On April 1, 2020 (Reiwa 2), the company transitioned to a holding company structure, changing the trade name of Shobunsha Co., Ltd. (the first) to Shobunsha Holdings Co., Ltd. Its business operations were inherited by three companies: Shobunsha Co., Ltd. (the second, renamed on the same day from Shobunsha Preparation Company), Mapuru Co., Ltd., and MEGURU Co., Ltd.

==History==
1960: After working as an outside sales representative for Jinbunsha, Toshio Kuroda founded the company in Higashi-ku, Osaka. His founding principle was to create "maps for the general public," rather than specialized maps. The company initially focused on producing city maps.
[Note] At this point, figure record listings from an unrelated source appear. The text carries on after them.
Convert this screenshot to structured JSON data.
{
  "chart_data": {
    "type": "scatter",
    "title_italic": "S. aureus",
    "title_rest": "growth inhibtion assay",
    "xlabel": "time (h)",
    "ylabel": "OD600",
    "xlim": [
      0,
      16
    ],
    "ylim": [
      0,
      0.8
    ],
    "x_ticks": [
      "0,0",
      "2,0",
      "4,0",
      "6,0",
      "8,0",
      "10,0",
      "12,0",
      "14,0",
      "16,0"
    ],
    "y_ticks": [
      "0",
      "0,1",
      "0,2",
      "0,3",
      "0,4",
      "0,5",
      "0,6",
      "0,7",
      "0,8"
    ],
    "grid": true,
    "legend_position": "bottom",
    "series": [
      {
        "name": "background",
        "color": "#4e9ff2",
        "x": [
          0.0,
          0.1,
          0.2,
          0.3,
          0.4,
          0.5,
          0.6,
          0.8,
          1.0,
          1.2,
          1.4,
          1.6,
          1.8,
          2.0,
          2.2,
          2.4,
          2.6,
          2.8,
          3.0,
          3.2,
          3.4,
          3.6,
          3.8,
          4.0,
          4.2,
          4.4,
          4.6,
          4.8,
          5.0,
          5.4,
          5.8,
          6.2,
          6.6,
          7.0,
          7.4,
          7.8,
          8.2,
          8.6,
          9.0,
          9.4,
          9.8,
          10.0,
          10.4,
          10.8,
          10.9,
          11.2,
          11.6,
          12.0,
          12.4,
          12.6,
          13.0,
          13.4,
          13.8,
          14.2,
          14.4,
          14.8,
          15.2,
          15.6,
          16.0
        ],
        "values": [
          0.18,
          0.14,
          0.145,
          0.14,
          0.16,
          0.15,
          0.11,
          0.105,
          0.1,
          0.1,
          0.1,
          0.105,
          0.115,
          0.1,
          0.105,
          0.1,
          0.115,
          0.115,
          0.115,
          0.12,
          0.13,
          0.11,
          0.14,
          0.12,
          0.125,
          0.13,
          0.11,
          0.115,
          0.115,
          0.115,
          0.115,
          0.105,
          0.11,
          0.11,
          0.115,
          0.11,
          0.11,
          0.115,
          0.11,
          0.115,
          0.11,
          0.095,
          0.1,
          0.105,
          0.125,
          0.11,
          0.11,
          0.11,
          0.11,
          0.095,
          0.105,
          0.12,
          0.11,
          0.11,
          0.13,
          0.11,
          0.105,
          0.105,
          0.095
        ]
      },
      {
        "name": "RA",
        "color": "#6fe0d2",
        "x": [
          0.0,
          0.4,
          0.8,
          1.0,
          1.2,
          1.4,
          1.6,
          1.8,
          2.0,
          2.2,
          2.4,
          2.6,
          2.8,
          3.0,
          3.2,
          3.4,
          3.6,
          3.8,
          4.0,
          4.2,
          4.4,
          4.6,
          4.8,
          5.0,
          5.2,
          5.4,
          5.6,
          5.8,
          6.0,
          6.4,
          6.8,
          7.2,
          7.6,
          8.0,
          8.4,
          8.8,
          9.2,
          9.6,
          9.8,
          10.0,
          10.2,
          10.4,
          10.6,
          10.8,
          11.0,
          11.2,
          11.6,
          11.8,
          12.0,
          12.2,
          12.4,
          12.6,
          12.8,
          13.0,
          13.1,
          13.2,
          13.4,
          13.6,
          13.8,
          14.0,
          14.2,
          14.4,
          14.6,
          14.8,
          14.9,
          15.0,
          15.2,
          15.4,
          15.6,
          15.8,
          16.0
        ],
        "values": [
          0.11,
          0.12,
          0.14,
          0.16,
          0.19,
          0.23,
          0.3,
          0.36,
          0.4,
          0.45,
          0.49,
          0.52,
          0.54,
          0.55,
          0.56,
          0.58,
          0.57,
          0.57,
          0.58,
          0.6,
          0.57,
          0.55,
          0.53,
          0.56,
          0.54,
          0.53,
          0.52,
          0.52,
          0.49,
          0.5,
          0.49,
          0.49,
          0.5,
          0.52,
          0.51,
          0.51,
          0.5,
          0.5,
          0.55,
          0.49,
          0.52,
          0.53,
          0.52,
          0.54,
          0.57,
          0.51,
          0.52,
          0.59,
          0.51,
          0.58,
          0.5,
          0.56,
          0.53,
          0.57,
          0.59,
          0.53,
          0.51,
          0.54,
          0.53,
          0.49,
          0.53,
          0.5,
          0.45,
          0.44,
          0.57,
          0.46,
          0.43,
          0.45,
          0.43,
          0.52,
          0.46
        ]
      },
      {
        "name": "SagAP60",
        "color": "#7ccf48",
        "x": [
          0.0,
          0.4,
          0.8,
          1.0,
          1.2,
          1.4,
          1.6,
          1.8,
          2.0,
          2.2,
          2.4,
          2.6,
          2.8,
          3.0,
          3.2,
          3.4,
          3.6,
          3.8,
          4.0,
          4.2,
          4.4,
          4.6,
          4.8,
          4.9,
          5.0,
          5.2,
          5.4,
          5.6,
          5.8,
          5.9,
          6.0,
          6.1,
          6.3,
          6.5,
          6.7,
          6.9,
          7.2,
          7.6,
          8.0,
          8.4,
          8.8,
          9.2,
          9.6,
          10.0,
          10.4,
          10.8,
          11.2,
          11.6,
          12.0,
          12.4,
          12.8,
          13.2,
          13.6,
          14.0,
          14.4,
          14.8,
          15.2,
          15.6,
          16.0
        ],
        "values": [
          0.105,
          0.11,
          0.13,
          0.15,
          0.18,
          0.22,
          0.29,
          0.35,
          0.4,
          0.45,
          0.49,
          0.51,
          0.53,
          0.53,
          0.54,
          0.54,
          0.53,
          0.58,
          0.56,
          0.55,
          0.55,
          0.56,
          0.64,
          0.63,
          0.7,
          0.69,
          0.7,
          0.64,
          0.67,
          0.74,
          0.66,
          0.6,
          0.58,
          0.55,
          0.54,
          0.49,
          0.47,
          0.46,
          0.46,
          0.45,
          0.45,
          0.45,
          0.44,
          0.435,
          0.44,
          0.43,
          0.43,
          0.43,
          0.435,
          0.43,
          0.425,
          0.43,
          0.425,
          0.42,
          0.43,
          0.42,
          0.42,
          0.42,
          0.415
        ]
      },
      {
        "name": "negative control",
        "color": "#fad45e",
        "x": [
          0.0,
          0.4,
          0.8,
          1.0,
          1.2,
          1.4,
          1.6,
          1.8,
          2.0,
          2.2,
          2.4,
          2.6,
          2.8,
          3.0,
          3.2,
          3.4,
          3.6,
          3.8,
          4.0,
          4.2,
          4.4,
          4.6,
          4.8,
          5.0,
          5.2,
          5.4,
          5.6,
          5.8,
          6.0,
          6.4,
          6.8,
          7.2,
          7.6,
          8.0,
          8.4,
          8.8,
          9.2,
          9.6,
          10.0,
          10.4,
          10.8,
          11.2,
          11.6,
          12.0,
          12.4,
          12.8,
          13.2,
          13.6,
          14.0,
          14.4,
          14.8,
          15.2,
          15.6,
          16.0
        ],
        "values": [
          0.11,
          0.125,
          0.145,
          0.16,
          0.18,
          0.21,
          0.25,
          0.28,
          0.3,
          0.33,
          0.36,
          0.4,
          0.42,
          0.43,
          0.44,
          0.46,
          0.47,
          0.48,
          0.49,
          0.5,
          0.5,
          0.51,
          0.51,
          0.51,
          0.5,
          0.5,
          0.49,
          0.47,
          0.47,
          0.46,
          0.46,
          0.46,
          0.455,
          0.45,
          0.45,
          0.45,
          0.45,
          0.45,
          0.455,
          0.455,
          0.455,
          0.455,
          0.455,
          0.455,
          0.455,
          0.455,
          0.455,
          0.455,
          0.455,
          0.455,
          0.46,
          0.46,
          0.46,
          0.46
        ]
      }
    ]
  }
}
1963: A sales office was established in Tokyo, and the publication of Newest was launched. The company also began publishing prefectural maps, road maps by prefecture, and mountain maps, which remain in publication.

1964: The company was incorporated as Shobunsha Co., Ltd.

1968: The headquarters were relocated to Bunkyo-ku, Tokyo.

1970: Published the "Aerial Map EXPO '70" for the Osaka World Expo.

1972: Released its first book-style road atlas, the "Grand Prix Road Atlas."

1977: Relocated its headquarters to Chiyoda-ku, Tokyo.

1978: Entered the travel guidebook market.

1989: Entered the magazine business by launching the travel information magazine Mappuru.

1991: Launched the Super Mapple road map series.

1995: Released the electronic mapping software "Mapple Life" and began operation of its proprietary map database system, "SiMAP," initiating a revision of its map designs.

1996: Its shares were listed on the over-the-counter market.

1998: Eiji Aoyagi became President.

1999, March: Listed on the Tokyo Stock Exchange, Second Section.

2000, March: Upgraded to the Tokyo Stock Exchange, First Section.[2]

2003: Published its first weekly part-work, Nihon no Meiyu (Japan's Famous Hot Springs).

2005: Shigeo Kuroda became President.

2007: Entered the hotel reservation business.

2008: Launched the Kotorippu travel guidebook series, targeting young women.

2010: Began service for Mappuru Link, a free supplementary app exclusively for readers of the Mappuru travel magazine.

2014: Launched Kotorippu Magazine, a quarterly travel lifestyle magazine complementing the Kotorippu series.

2018: Due to the widespread adoption of smartphone map applications, the company projected a net loss for fiscal year 2018. It subsequently solicited voluntary early retirement for approximately 80 employees, representing about 20% of its workforce.

2020: Transitioned to a holding company structure. Shobunsha Co., Ltd. was renamed Shobunsha Holdings Co., Ltd., while Shobunsha Preparation Company was renamed Shobunsha Co., Ltd. (the second). Business operations were transferred via an absorption-type company split to Shobunsha Co., Ltd. (the second), Mapuru Co., Ltd., and MEGURU Co., Ltd.